Once again, government has dug itself into a bottomless fiscal hole from which the only escape—in their eyes—is to throw taxpayers even deeper into the abyss.
Like many fiscally-inept states around the country, Kansas is the latest to come face to face with a massive financial failure. Due to the worsening recession, overspending, and lower-than-expected tax returns, lawmakers dug into the state's wallet on Monday to find a mere $10 million. That's “million,” with an “m.”
This is a rather stark prospect considering the government is due to give back its residents $12 million in income tax returns, pay its state employees $24 million. And more. With what might be termed “understated eloquence”, state budget director Duane Goossen announced::
“We are out of cash, in essence.”
Clearly, “in reality” might have been far more accurate.

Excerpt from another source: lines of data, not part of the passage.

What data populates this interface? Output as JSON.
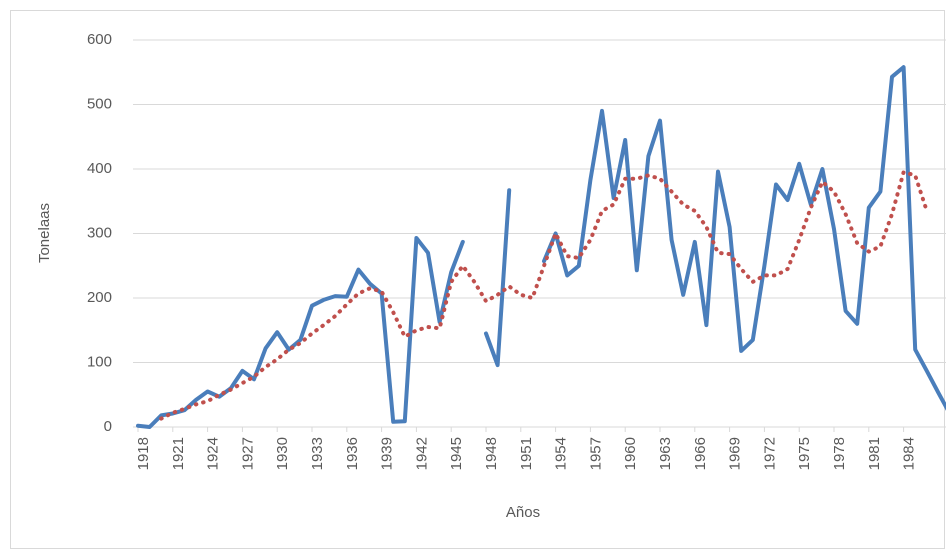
{
  "chart_data": {
    "type": "line",
    "y_label": "Tonelaas",
    "x_label": "Años",
    "x": [
      1918,
      1919,
      1920,
      1921,
      1922,
      1923,
      1924,
      1925,
      1926,
      1927,
      1928,
      1929,
      1930,
      1931,
      1932,
      1933,
      1934,
      1935,
      1936,
      1937,
      1938,
      1939,
      1940,
      1941,
      1942,
      1943,
      1944,
      1945,
      1946,
      1947,
      1948,
      1949,
      1950,
      1951,
      1952,
      1953,
      1954,
      1955,
      1956,
      1957,
      1958,
      1959,
      1960,
      1961,
      1962,
      1963,
      1964,
      1965,
      1966,
      1967,
      1968,
      1969,
      1970,
      1971,
      1972,
      1973,
      1974,
      1975,
      1976,
      1977,
      1978,
      1979,
      1980,
      1981,
      1982,
      1983,
      1984,
      1985,
      1986,
      1987,
      1988
    ],
    "series": [
      {
        "color": "#4a7ebb",
        "style": "solid",
        "values": [
          2,
          0,
          18,
          21,
          26,
          42,
          55,
          47,
          60,
          87,
          74,
          122,
          147,
          120,
          135,
          188,
          197,
          203,
          202,
          244,
          222,
          207,
          8,
          9,
          293,
          270,
          163,
          240,
          287,
          null,
          145,
          96,
          367,
          null,
          null,
          257,
          300,
          235,
          250,
          383,
          490,
          355,
          445,
          243,
          420,
          475,
          290,
          205,
          287,
          158,
          396,
          310,
          118,
          135,
          250,
          376,
          352,
          408,
          345,
          400,
          307,
          180,
          160,
          340,
          365,
          543,
          558,
          120,
          87,
          53,
          20
        ]
      },
      {
        "color": "#c0504d",
        "style": "dotted",
        "values": [
          null,
          null,
          13,
          22,
          28,
          35,
          40,
          50,
          58,
          68,
          78,
          93,
          105,
          120,
          130,
          145,
          158,
          172,
          190,
          207,
          215,
          210,
          178,
          140,
          150,
          155,
          153,
          225,
          250,
          225,
          195,
          205,
          218,
          205,
          200,
          250,
          300,
          265,
          262,
          290,
          335,
          345,
          385,
          385,
          390,
          385,
          365,
          345,
          335,
          310,
          270,
          268,
          245,
          225,
          235,
          235,
          245,
          290,
          340,
          380,
          365,
          330,
          285,
          272,
          280,
          330,
          395,
          390,
          335,
          null,
          null
        ]
      }
    ],
    "xlim": [
      1918,
      1988
    ],
    "xticks": [
      1918,
      1921,
      1924,
      1927,
      1930,
      1933,
      1936,
      1939,
      1942,
      1945,
      1948,
      1951,
      1954,
      1957,
      1960,
      1963,
      1966,
      1969,
      1972,
      1975,
      1978,
      1981,
      1984
    ],
    "ylim": [
      0,
      600
    ],
    "yticks": [
      0,
      100,
      200,
      300,
      400,
      500,
      600
    ],
    "grid": true
  }
}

As a result of their fiscal incompetence, the state has taken an action so draconian that it undermines the very foundation of the social contract. It has decided to punish taxpayers by denying them their income tax refund checks (just as ALG News reported the state of California did . In other words, the government has resorted to outright theft, robbing Kansans of what is rightfully theirs.
As one Kansas taxpayer said in an interview:
“It's not fair because if we don't file on time, we get charged, you know, more money for not filing. And if they do it, you know, who's going to make them responsible for it?”
Feigning said responsibility, Kansas Governor Kathleen has devised a “solution”—which will, as one might expect, only exacerbate the problem.
In a half-hearted attempt to address the issue and quell the justified public outrage brewing in her state, the Democrat governor put forth a proposal to borrow $225 million from ‘healthy state funds' to deal with the current budget woes. The borrowed money can be paid back later.
Like most Big Government undertakings, however, Governor Sebelius' plan is not what it seems. From the outside, it may appear to be a sensible solution that both gives back the income tax refund checks and allows state employees to get their paychecks in a timely manner.
In actuality, the Governor's plan will merely offer a temporary mirage of financial solvency, meanwhile exacerbating the state's long-term financial troubles and subsequently burying the taxpayer under even more government debt.
Governor Sebelius's political procrastination disguised as a “solution” will undoubtedly thrust more debt into Kansas' lap and result in a greater taxpayer burden come June 30th—when the budget year ends and all borrowed money must be paid back. Factoring in interest, taxpayers will get stuck paying off a greater debt than they otherwise would have had to pay.
Understanding this reality, Kansas Republicans—controlling majorities in both chambers of the legislature—blocked the Governor's proposal. In doing so, they added that they might reconsider Mrs. Sebelius' proposal if she were willing to cut the budget herself or sign into law the Republicans' proposed $326 million budget-balancing cuts
In response to the Kansas Republicans' refusal to go along with the $225 million borrowing plan, the Governor angrily retorted:
“Through their refusal to act today, the Republican legislative leadership is jeopardizing our citizens' pocketbooks for no other reason than to play political games—games in which the only ones set to lose are Kansas families, workers and schools”
Notice that Mrs. Sebelius accepts no responsibility for having “jeopardized our citizens' pocketbooks” in the first place by spending tens of millions of dollars more than she knew was in the bank. Instead, in a desperate attempt to control the narrative, she feebly tries to paint the Republicans as the villains in this story. The truth, of course, is that the Republicans are the only ones displaying an iota of common sense in this dire circumstance.
It is in times like these when state governments must bite the bullet, hold their noses, and cut the budget. To the quick. When government fails in its fiduciary responsibility and outspends itself, taxpayers should not be punished—nor should they be duped by political trickery like Governor Sebelius' $225 million intra-state shell game.
Kansas Republicans are on the right track. The state ought to give its residents their duly deserved tax refund checks—on time—and simultaneously hack away at the budget.
They could even start with laying off the Governor.